Since the service began in April 2013, 1,625 patients have been placed on the Frailty Register — about 13% of the over-75 population. We’ve seen decreased hospital use and increased patient engagement, further illustrated by the following:
- Of the most complex patients, more than 70% achieved the goal, defined as remaining at home the same or more days during the six months after case management began than during the six months prior. This is a significant achievement given that the health status of this group would suggest a natural decline in function over the time of measurement.
- Overall, 74% of registry patients have achieved the “time spent at home” goal.
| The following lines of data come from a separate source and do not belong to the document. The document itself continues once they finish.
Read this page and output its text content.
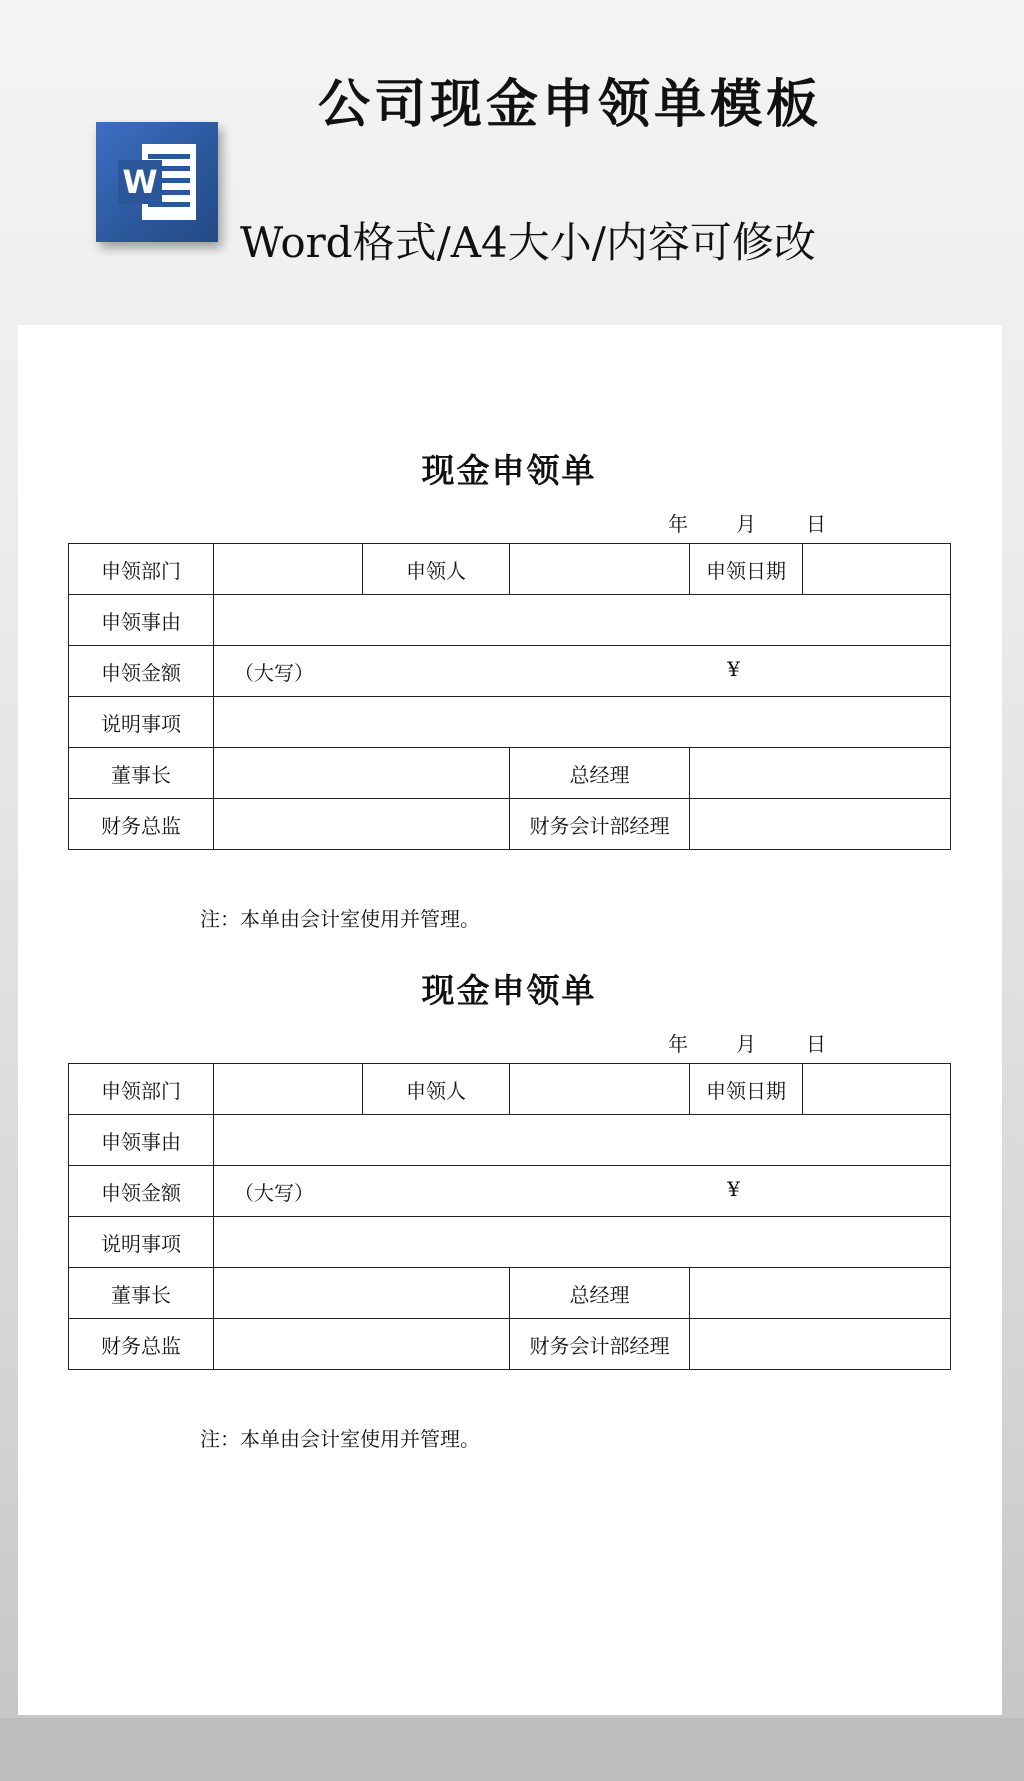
W
公司现金申领单模板

Word格式/A4大小/内容可修改

现金申领单
年 月	日
申领部门		申领人		申领日期	
申领事由					
申领金额	（大写） ¥				

说明事项					
董事长			总经理		
财务总监			财务会计部经理		
注：本单由会计室使用并管理。
现金申领单
年 月	日
申领部门		申领人		申领日期	
申领事由					
申领金额	（大写） ¥				

说明事项					
董事长			总经理		
财务总监			财务会计部经理		
注：本单由会计室使用并管理。
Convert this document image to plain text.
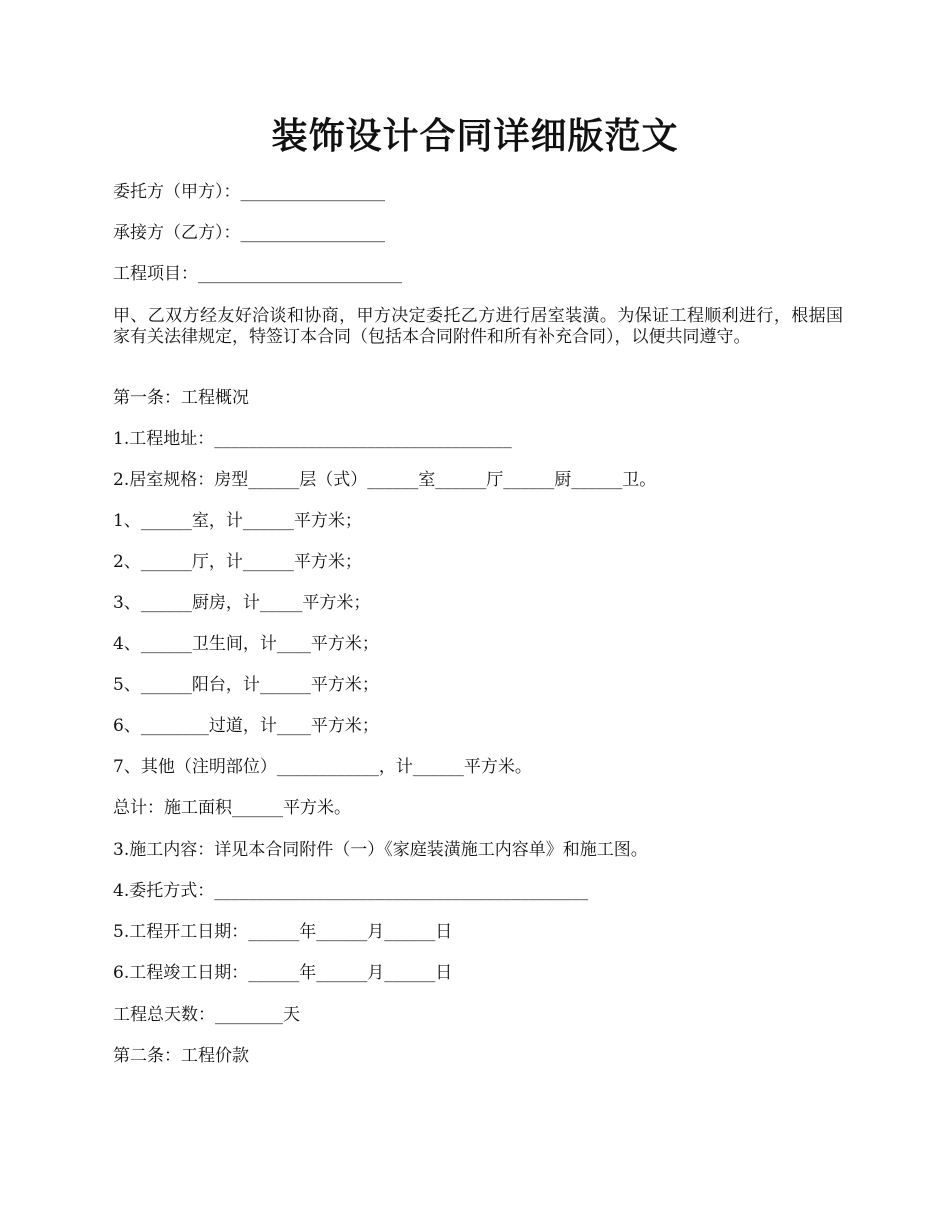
装饰设计合同详细版范文

委托方（甲方）：_________________

承接方（乙方）：_________________

工程项目：________________________

甲、乙双方经友好洽谈和协商，甲方决定委托乙方进行居室装潢。为保证工程顺利进行，根据国家有关法律规定，特签订本合同（包括本合同附件和所有补充合同），以便共同遵守。

第一条：工程概况

1.工程地址：___________________________________

2.居室规格：房型______层（式）______室______厅______厨______卫。

1、______室，计______平方米；

2、______厅，计______平方米；

3、______厨房，计_____平方米；

4、______卫生间，计____平方米；

5、______阳台，计______平方米；

6、________过道，计____平方米；

7、其他（注明部位）____________，计______平方米。

总计：施工面积______平方米。

3.施工内容：详见本合同附件（一）《家庭装潢施工内容单》和施工图。

4.委托方式：____________________________________________

5.工程开工日期：______年______月______日

6.工程竣工日期：______年______月______日

工程总天数：________天

第二条：工程价款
This has been done primarily by reducing emergency department visits (by 29%) and, when hospitalization is necessary, by managing patients back into the community more rapidly (15% reduction in emergency bed days), with resultant cost savings. (Initially, when most patients on the registry were extremely frail, we saw even greater reductions [40%] in admissions, emergency department visits, and overnight stays.)
- Patient-reported outcomes and experience measures show 60% of respondents felt involved in decisions about their care plan, and 100% would recommend the care navigator part of the service to others.
- Importantly, Camden showed improvement in the percentage of patients who say they feel supported to manage their long-term condition — exceeding the numbers elsewhere in London and bucking the national trend toward decline in this measure (See graph).
Measuring “Wellness” Rather Than Illness
Our efforts in Camden were strongly influenced by Porter and Thomas Lee’s work suggesting that an outcome defined by patients in itself could drive the integration of care, particularly if it requires a system approach across organizations. Our experience showed that enabling a segment of patients to define the outcome that is important to them, and then using that outcome as a measure of success, is a powerful step toward integrating care delivery.
We are particularly intrigued that this patient-defined metric of “time spent at home” actually measures wellness rather than ill health. We envision that similar initiatives could be used to measure “wellness” rather than “illness” in a range of chronic mental and physical illnesses and in palliative care. We challenge other organizations to consider “time spent at home” as a metric that represents value to patients, caregivers, and health systems.
Additional contributors include Lance Saker, MD; Stuart McKay-Thomas, MD; Dorothy Blundell; Charlotte Mullins; Camden Sustainable Insights team and Frailty Programme team.